Advantages of hiring an independent contractor
The reduced overhead cost is the primary advantage of hiring an independent contractor. You don’t have to cover payroll and personal expenses, reducing the financial stress on your business — especially since providing health benefits tends to be costly.
Hiring independent contractors is more flexible, allowing you to adjust what you invest on workers based on the changing demands of your business. “You have the ability to take added opportunities as they arise, and during slow periods, have greatest cost control,” Zahorsky says. He adds that most contract workers are highly specialized and fully trained, allowing you to save even more on training expenses.
Disadvantages of hiring an independent contractor
One of the advantages of being an independent contractor is the ability to dictate how the work is performed. As a small-business owner, however, this can prove problematic if you prefer the work to be done in a certain way.

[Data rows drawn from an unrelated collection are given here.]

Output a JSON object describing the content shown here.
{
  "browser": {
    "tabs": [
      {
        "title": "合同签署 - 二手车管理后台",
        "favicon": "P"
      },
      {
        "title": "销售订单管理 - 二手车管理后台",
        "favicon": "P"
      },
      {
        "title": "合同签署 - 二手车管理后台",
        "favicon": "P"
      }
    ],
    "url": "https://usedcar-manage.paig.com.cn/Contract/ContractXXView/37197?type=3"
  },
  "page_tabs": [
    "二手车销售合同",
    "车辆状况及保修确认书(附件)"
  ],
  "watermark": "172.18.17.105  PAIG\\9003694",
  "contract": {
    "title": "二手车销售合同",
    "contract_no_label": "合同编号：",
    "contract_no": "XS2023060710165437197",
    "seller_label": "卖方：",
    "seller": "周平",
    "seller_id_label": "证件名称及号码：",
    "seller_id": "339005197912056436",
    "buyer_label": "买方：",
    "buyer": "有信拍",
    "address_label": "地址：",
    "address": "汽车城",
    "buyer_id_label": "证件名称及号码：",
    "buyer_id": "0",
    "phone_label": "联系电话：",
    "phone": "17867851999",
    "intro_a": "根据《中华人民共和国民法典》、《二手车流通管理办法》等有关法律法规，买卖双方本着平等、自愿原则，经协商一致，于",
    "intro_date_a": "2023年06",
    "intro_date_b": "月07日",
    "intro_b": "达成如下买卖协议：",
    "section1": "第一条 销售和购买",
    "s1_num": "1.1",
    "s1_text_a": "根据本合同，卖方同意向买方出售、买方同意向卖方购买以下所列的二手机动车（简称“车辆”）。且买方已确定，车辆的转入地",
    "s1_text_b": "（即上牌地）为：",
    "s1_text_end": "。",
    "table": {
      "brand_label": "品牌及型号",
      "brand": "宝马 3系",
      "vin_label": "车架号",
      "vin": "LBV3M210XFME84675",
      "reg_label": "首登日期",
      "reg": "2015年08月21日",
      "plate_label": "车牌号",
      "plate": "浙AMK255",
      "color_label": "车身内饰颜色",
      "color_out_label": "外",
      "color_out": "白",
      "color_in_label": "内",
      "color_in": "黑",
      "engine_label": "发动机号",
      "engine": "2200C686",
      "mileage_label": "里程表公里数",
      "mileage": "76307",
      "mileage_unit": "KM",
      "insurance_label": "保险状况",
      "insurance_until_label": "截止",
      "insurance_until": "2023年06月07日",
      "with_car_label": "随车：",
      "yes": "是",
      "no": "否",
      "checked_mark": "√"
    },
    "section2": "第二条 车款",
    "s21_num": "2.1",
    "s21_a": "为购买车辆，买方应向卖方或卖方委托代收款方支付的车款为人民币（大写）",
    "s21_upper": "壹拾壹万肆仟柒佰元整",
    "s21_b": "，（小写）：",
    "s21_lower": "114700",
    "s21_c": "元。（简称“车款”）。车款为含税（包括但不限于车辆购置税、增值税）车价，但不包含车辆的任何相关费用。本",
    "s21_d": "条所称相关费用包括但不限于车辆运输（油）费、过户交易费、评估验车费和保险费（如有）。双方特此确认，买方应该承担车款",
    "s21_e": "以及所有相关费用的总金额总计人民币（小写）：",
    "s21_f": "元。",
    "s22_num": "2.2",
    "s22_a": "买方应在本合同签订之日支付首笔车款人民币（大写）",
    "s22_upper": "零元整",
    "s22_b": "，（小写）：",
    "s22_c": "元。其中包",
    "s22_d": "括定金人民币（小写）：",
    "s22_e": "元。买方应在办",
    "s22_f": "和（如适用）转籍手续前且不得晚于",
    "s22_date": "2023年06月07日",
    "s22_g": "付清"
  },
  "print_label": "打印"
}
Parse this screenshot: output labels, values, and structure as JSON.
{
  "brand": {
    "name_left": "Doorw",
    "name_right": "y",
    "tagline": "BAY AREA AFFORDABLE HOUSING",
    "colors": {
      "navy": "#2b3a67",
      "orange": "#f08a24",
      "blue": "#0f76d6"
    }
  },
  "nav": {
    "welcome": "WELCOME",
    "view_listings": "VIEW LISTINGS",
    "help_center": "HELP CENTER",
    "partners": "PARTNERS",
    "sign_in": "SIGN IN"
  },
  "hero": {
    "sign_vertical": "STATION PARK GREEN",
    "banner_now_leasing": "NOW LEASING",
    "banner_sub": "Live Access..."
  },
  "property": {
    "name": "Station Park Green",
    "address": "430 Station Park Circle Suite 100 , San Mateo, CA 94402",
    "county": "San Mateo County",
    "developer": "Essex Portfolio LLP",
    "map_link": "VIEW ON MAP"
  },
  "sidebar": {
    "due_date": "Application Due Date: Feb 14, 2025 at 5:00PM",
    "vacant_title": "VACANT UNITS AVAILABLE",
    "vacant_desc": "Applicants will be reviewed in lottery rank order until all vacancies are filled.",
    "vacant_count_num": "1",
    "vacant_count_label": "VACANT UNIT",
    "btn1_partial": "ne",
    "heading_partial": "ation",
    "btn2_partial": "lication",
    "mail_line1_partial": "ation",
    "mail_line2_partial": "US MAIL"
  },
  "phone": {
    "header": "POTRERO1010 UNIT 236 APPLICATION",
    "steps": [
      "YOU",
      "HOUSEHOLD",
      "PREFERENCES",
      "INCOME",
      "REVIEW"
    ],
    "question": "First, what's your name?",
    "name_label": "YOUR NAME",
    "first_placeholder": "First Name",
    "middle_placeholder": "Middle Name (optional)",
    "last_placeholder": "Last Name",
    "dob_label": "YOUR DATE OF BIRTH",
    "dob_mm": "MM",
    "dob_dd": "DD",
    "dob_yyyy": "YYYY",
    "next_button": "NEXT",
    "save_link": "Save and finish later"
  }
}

Zahorsky warns that “contractors may have additional projects and may have less commitment than an employee.”
Over time, the lack of a fixed rate compared to a full-time employee may prove to be undesirably unpredictable for your business. Even the cost of getting the same task done by your favorite freelancer may increase depending on market demand. You also must be careful not to misclassify an employee as an independent contractor, which makes you liable for employment tax, interest and a penalty.
Many factors make it difficult to determine the right choice between hiring an external consultant or a new employee. Ultimately, it will be up to you to decide what benefits your business the most in the short and long term.